Yesterday evening I observed this alligator behaving in a suspicious manner in the marsh pond. At first he just came floating in, but then started doing this odd zig- zag pattern while staring at the side of the pond near where I was standing. I suspected he was scoping out the situation and sure enough he was…

Within a very short amount of time he very slowly and stealthily climbed up the bank of the pond and stuck his nose out from the brush to take a peek around. Then he decided to take a little stroll over to the other side where he climbed down along the rocks. Occasionally they get this sneaky sort of look and you know they are up to something! 

Gator Sneaking Around The Marsh

Gator Sneaking Around The Marsh

Gator Sneaking Around The Marsh

Gator Sneaking Around The Marsh

Gator Sneaking Around The Marsh

Gator Sneaking Around The Marsh

63 thoughts on “I Knew This Guy Was Up To Something…

  1. Thanks for your feedback on the ‘right-click’ post, which led me back to your site. Wow, I loved every single image, the gators, the spoonbills (beyond gorgeous!) and the stories that go with them. Once in Louisiana I was fishing from the bank for catfish. As I reeled on in, an alligator emerged from the water hyacinths in pursuit of the flopping fish.
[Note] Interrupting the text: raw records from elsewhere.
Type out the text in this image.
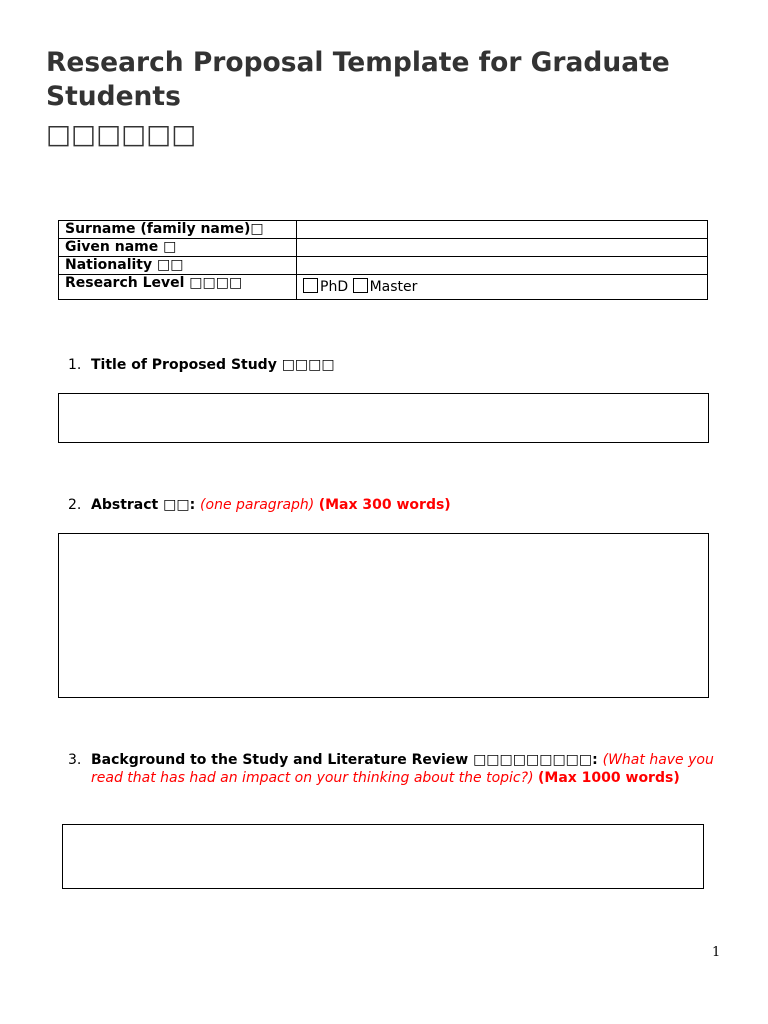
Research Proposal Template for Graduate Students
□□□□□□
Surname (family name)□	
Given name □	
Nationality □□	
Research Level □□□□	PhD Master
1. Title of Proposed Study □□□□
2. Abstract □□: (one paragraph) (Max 300 words)
3. Background to the Study and Literature Review □□□□□□□□□: (What have you read that has had an impact on your thinking about the topic?) (Max 1000 words)
1
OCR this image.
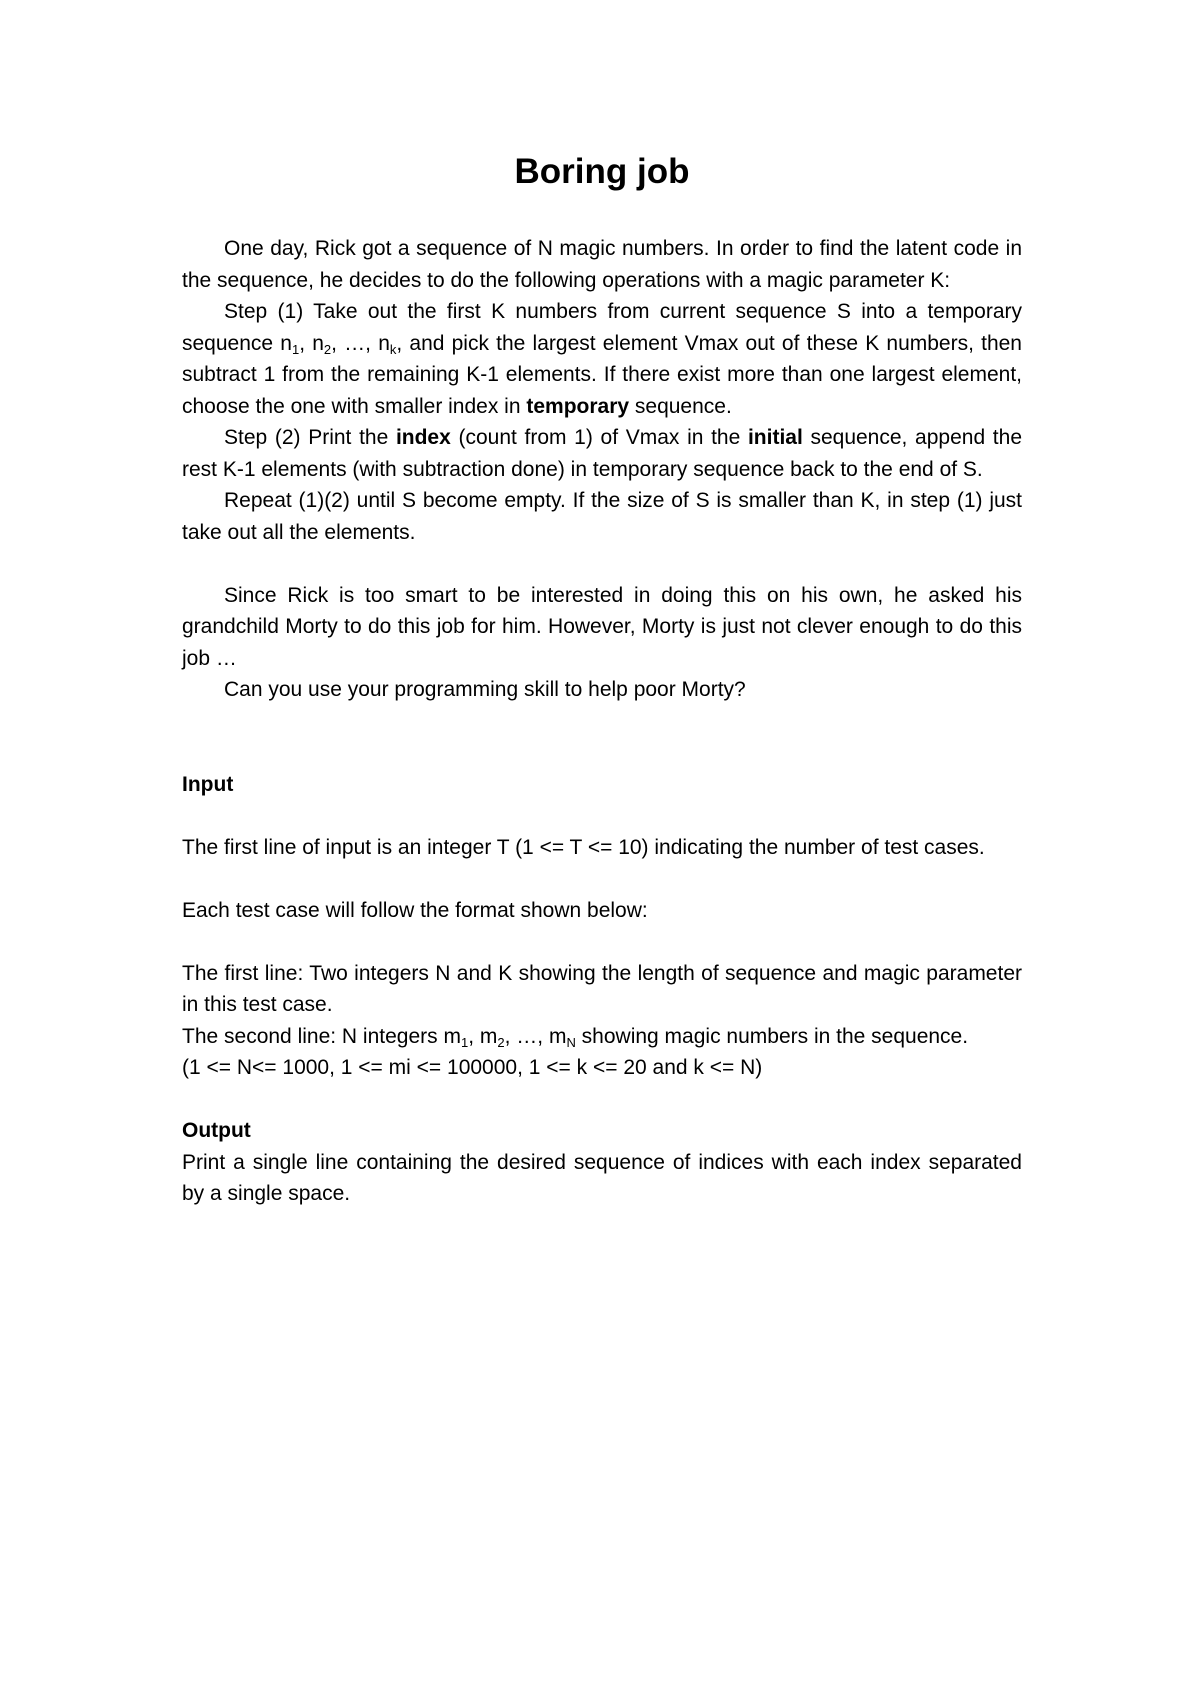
Boring job

One day, Rick got a sequence of N magic numbers. In order to find the latent code in the sequence, he decides to do the following operations with a magic parameter K:

Step (1) Take out the first K numbers from current sequence S into a temporary sequence $n_1$, $n_2$, …, $n_k$, and pick the largest element Vmax out of these K numbers, then subtract 1 from the remaining K-1 elements. If there exist more than one largest element, choose the one with smaller index in temporary sequence.

Step (2) Print the index (count from 1) of Vmax in the initial sequence, append the rest K-1 elements (with subtraction done) in temporary sequence back to the end of S.

Repeat (1)(2) until S become empty. If the size of S is smaller than K, in step (1) just take out all the elements.

Since Rick is too smart to be interested in doing this on his own, he asked his grandchild Morty to do this job for him. However, Morty is just not clever enough to do this job …

Can you use your programming skill to help poor Morty?

Input

The first line of input is an integer T (1 <= T <= 10) indicating the number of test cases.

Each test case will follow the format shown below:

The first line: Two integers N and K showing the length of sequence and magic parameter in this test case.

The second line: N integers $m_1$, $m_2$, …, $m_N$ showing magic numbers in the sequence.

(1 <= N<= 1000, 1 <= mi <= 100000, 1 <= k <= 20 and k <= N)

Output

Print a single line containing the desired sequence of indices with each index separated by a single space.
I found high gear and dashed up the bank, as I did not want to lose my rod and reel, and I did not want to tangle with a gator either!
    Of course, I loved this post!
    Lisa/Z

    • Hey Lisa, thanks a million for stopping by here and I truly appreciate your very kind comments and also glad to hear you enjoyed the photos!
      Amazing story about the fish and the alligator, and no you would not want to lose your gear or get into a disagreement with the gator. 🙂

      • you are so welcome, it was my pleasure to bask in the beauty of those amazing images. we have many species down here, but i’ve not seen the spoonbills. the ibis and storks have been flying over a lot lately as if giving a private show.

        i’ll be back to see more when the connection’s faster,
        lisa/z

        • Funny you should mention the wood storks and ibis, I went over to the salt marsh last night and we had woodies and ibis coming out of our ears, they were all over! 🙂
          Thanks for checking out the photos!
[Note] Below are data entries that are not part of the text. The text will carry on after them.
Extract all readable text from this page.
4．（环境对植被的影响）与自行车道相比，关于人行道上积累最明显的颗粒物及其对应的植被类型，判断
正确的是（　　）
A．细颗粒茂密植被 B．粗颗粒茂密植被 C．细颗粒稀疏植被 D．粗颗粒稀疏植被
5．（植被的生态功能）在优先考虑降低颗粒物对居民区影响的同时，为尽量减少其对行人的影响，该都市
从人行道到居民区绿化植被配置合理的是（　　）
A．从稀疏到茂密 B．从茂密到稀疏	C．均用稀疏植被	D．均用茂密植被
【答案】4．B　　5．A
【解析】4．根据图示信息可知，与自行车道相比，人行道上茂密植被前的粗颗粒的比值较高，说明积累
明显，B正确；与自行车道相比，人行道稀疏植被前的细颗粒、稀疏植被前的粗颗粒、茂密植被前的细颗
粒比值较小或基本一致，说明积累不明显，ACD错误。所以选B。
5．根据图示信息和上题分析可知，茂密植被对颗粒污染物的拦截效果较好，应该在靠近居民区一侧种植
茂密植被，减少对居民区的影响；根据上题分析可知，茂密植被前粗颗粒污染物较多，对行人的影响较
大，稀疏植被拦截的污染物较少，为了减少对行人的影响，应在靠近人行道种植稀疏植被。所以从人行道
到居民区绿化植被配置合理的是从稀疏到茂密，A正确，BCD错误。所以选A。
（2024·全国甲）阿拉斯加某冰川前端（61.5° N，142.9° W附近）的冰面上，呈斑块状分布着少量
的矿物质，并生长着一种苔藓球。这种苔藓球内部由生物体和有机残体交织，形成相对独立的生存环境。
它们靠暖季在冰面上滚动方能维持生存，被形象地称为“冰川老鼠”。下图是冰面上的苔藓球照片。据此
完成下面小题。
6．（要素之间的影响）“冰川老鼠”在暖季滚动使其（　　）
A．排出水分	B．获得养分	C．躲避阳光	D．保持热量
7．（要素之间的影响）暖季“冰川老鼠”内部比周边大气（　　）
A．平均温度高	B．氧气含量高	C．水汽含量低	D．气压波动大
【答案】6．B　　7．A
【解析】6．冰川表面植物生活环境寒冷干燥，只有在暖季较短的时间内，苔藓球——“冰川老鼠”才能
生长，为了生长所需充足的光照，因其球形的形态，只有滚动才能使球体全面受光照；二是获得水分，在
    • Well it’s good to know you are happy they are back in action once again. I went out last night hoping for spoonies but instead got gators which is OK with me. I was actually watching one other guy that was mostly only napping when this one floated in.
      I’m always ready to supply a much needed gator fix. 🙂

    • Yes Molly I was quite close. When he was resting his chin on the walkway he didn’t open his mouth part way like you see until he saw me. I hope he was smiling at me. 😀
      Thanks very much for looking and commenting!

  2. I like that fourth one, the mouth slightly ajar is the finishing touch! So I’ve been thinking about suggestions for your blog. Since you started that spoonie alert, I’m thinking you should have a special font colour whenever there’s a gator photo. It only seems right. You’re welcome … wait you minute, you technically didn’t actually ask for advice …

  3. Hmmmm….looks like a lot of tartar build up on those teeth in shot #4. Fantastic photos as always. You have become quite a student of gator behavior. Good tips if I ever happen to be near one. Thanks.

    • He could use a good teeth cleaning, maybe they should have a clinic once a month over there for them. Might have a problem getting some local dentists to volunteer for it though. 🙂
      Glad you like the photos!

    • Oh he is plenty sneaky alright Sylvia you are correct 100% about that. And those stubby legs are not built for a lot of walking around, they are much better suited for underwater stealth activity. 😯 😀

    • Yes, there is something to be said for the safety of the computer, but I’m betting you would enjoy seeing the big in person too! 🙂
      I appreciate you checking out these photos.

      • You are right I would enjoy seeing them in person. I saw some once in a preserve in Louisiana many years ago. It took us quite a while to realize the “logs” were crocs.